Isto é, um regime que faz quase impossível para os não-muçulmanos encontrar
trabalho ou participar da vida pública e de fato cria um clima no qual sua
perseguição é legítima. É uma forma de islamização forçada, de campanha
pela «pureza religiosa» comum já em muitos países muçulmanos. Não todos os
estudiosos do Alcorão ou os religiosos muçulmanos a justificam, mas a pressão
dos fundamentalistas se faz cada vez mais forte.

–Quais são os países onde os cristãos correm mais risco?

–Robert Royal: Um é certamente a Arábia Saudita, que tem ainda maior rigidez
que o Paquistão. Aí qualquer expressão pública de fé cristã está proibida
e em teoria se pode ser preso por orar na própria casa. Quando os americanos
estiveram na Arábia Saudita durante a primeira guerra do Golfo, por exemplo,
foi-lhes ordenado que não rezassem antes das batalhas. E ali, como em quase
qualquer parte do mundo muçulmano que se converta ao cristianismo, pode-se
castigar por esta conversão à morte. Mas os direitos dos cristãos são
violados regularmente e por lei em Kuwait, Qatar, Omã, Emirados Árabes e
Turquia. E as coisas estão piorando. Vejo, por exemplo, explosões de violência
anticristã também no Egito, além de, naturalmente, no Iraque.

–Então crê que nos próximos anos o martírio de cristãos ocorrerá mais
no mundo árabe-muçulmano?

–Robert Royal: Também estão a China e a Coréia do Norte, e existem ameaças
nos próprios países ocidentais. Em muitos países europeus, assistimos ao
nascimento de movimentos anticristãos e anti-religiosos que podem ser muito
violentos. E não se pode esquecer que no mundo islâmico surgem continuamente
também oportunidades de diálogo. Mas é um diálogo muito difícil, que choca
constantemente com a vontade dos regimes de explorar qualquer ocasião para
impulsionar as massas à violência antiocidental.

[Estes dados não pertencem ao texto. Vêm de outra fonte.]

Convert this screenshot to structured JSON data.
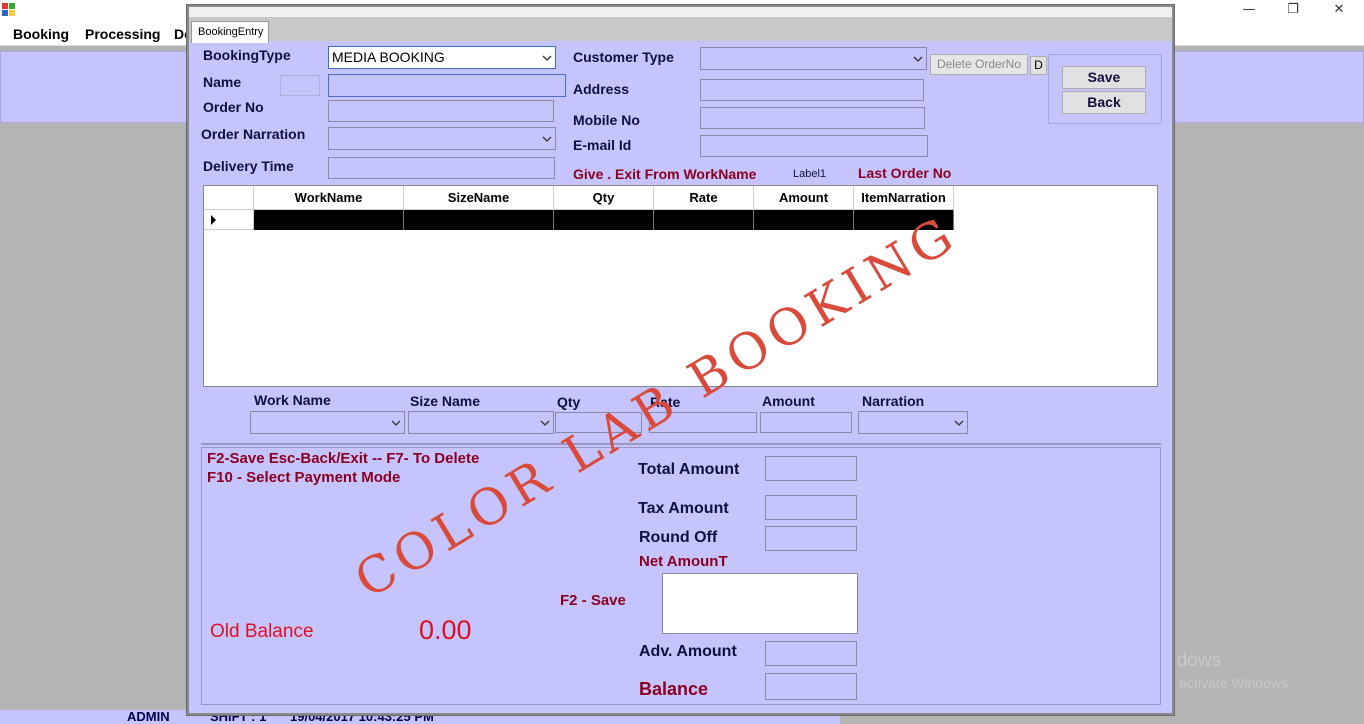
{
  "window": {
    "min": "—",
    "max": "❐",
    "close": "✕"
  },
  "menu": [
    "Booking",
    "Processing",
    "De"
  ],
  "status": {
    "user": "ADMIN",
    "shift": "SHIFT : 1",
    "datetime": "19/04/2017  10:43:25 PM"
  },
  "form": {
    "tab": "BookingEntry",
    "booking_type_label": "BookingType",
    "booking_type_value": "MEDIA BOOKING",
    "name_label": "Name",
    "order_no_label": "Order No",
    "order_narration_label": "Order Narration",
    "delivery_time_label": "Delivery Time",
    "customer_type_label": "Customer Type",
    "address_label": "Address",
    "mobile_label": "Mobile No",
    "email_label": "E-mail Id",
    "delete_order_label": "Delete OrderNo",
    "d_label": "D",
    "save_label": "Save",
    "back_label": "Back",
    "give_exit": "Give .  Exit From WorkName",
    "label1": "Label1",
    "last_order": "Last Order No"
  },
  "grid": {
    "columns": [
      "WorkName",
      "SizeName",
      "Qty",
      "Rate",
      "Amount",
      "ItemNarration"
    ]
  },
  "entry": {
    "work_name": "Work Name",
    "size_name": "Size Name",
    "qty": "Qty",
    "rate": "Rate",
    "amount": "Amount",
    "narration": "Narration"
  },
  "footer": {
    "hint1": "F2-Save  Esc-Back/Exit -- F7- To Delete",
    "hint2": "F10 - Select Payment Mode",
    "total_amount": "Total Amount",
    "tax_amount": "Tax Amount",
    "round_off": "Round Off",
    "net_amount": "Net AmounT",
    "f2_save": "F2 - Save",
    "adv_amount": "Adv. Amount",
    "balance": "Balance",
    "old_balance_label": "Old Balance",
    "old_balance_value": "0.00"
  },
  "watermark": "COLOR LAB BOOKING",
  "activate": {
    "line1": "Activate Windows",
    "line2": "Go to Settings to activate Windows."
  },
  "colors": {
    "form_bg": "#c6c4fd",
    "label_dark": "#101040",
    "label_red": "#8b0020",
    "old_balance": "#e01020",
    "watermark": "#d94a3a"
  }
}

–Considera que o ódio nestes países se dirige aos cristãos enquanto tais
ou como ocidentais?

–Robert Royal: Em muitos países do mundo islâmico esta distinção não
existe. O sentimento antiocidental estende-se a americanos e europeus, judeus e
cristãos. Os religiosos como o padre Santoro são vistos como representantes
dos governos ocidentais, de igual forma que no mundo islâmico religião e política
são a mesma coisa. É um ódio que nasce de um sentimento de profunda humilhação
que funde suas raízes na história do século passado, a partir da Primeira
Guerra Mundial. Mas agora o ressentimento é pulsante. Naturalmente há muitas
razões para refletir sobre o comportamento do Ocidente com respeito ao Oriente
Médio, mas a diferença é que os cristãos estão dispostos ao diálogo,
enquanto que em muitos países islâmicos o clima está demasiado envenenado
para permitir uma discussão honesta e em igualdade. Basta dizer que ainda que
é verdade que as charges sobre Maomé são blasfêmias para um muçulmano, as
caricaturas e os artigos anticristãos e antijudeus estão na ordem do dia nos
jornais árabes, mas poucos estão dispostos a reconhecer isso.